Craig Fish, director at Lodestone Mortgages & Protection:

“Despite the positive inflation data, I don’t expect house prices to stabilise just yet. Let’s not forget that the Land Registry house price data is around four to five months’ old, so may continue to show negligible growth into early 2024.

“That said, there is a more settled feeling descending on the property market now, and we are starting to see more enquiries from buyers, so I fully expect next year to be an improvement on 2023.

“Prices are likely to remain a little subdued, but with improving mortgage rates the second half of next year could see prices stabilise before starting to increase again in 2025.

“With buy-to-let rates improving also, I expect that whilst rents may continue to increase, the rate at which they do so should decline.”

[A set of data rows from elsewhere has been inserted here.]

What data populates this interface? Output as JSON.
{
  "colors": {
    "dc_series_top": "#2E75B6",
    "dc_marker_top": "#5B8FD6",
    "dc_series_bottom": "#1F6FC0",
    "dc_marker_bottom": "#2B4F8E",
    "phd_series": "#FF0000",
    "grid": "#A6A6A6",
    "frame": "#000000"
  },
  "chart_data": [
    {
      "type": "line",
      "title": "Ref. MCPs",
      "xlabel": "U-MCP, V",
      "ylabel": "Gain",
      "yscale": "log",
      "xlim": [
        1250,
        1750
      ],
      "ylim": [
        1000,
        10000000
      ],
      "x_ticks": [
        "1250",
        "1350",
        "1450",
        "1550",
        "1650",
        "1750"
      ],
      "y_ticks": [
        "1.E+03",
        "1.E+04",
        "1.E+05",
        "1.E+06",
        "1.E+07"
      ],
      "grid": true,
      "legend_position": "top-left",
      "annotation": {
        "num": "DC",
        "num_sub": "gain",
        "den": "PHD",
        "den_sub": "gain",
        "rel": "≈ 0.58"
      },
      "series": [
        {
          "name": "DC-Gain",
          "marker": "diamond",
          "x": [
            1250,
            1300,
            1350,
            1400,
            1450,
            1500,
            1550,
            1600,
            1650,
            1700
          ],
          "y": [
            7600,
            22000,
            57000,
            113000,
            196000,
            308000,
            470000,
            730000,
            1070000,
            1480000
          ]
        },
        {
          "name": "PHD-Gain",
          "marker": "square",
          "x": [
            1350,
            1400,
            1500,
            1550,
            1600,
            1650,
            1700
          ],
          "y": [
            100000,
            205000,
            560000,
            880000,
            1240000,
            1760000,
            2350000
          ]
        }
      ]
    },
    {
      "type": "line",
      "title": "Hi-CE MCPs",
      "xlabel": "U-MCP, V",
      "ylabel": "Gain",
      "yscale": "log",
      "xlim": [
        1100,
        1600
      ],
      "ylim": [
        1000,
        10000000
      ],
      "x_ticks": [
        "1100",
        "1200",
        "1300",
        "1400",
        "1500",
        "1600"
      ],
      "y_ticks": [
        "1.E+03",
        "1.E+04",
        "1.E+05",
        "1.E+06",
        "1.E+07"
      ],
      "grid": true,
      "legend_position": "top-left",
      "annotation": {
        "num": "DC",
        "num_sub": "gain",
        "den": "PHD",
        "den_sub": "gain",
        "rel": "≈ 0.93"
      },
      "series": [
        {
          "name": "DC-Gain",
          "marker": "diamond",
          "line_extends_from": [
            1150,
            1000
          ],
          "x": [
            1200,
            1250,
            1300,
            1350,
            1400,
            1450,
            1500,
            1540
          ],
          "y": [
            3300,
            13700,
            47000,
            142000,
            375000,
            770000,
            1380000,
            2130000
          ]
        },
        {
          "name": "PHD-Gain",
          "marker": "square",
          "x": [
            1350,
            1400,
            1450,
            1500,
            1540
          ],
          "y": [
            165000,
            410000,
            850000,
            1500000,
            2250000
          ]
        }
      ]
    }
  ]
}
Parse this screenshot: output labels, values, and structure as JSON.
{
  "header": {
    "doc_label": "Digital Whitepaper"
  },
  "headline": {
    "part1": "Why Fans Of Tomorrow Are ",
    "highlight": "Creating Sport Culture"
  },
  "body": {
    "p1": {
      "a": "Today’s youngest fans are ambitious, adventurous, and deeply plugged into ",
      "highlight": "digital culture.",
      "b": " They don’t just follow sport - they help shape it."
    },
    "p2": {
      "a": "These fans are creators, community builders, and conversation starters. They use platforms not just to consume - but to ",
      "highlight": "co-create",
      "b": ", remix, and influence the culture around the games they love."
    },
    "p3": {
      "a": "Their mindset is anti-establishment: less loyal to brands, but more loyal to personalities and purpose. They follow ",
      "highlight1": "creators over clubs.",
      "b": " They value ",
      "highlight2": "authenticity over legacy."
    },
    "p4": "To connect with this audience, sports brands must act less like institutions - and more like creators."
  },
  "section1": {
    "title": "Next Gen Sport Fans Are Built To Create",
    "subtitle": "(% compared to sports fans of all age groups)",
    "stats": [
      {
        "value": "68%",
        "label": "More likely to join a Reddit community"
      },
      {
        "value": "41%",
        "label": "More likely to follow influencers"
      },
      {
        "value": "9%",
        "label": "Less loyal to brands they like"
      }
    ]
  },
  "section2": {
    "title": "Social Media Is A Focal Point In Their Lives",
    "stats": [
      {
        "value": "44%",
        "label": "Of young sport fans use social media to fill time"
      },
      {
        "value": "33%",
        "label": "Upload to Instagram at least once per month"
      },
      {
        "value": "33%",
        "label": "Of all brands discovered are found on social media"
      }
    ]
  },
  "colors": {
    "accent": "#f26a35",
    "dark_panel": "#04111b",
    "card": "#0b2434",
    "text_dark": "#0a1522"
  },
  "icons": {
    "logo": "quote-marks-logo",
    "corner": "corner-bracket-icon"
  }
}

Darryl Dhoffer, mortgage expert at The Mortgage Expert:

“That was then and this is now, and now is feeling a lot better after Wednesday’s inflation data.

“The Land Registry house price index is based on completed house sales, and so is a lagging indicator of the housing market.

“All telescopes will be firmly planted on the Commons Chamber to see if finally we see some trinkets delivered by the Chancellor later this month, to help ease the pressures consumers are facing.”

Simon Jones, CEO at Investing Reviews:

“The property market may be down, based on this latest data, but following today’s inflation news it is by no means out.

“The time lag is key and things have improved materially for borrowers in recent months.

“The sharp fall in inflation in October will likely support the property market as lenders further reduce mortgage rates and sentiment picks up as households feel the financial pressure relent a little.

“However, let’s not forget that a significant number of borrowers are still to come off their ultra-low fixed rates, which could see an increase in forced sales and therefore supply, putting downward pressure on prices in 2024.

“Any announcement of a stamp duty cut or holiday in the Autumn Statement could also change the direction of travel quite quickly. The direction of house prices could change on a dime in the current economic climate.”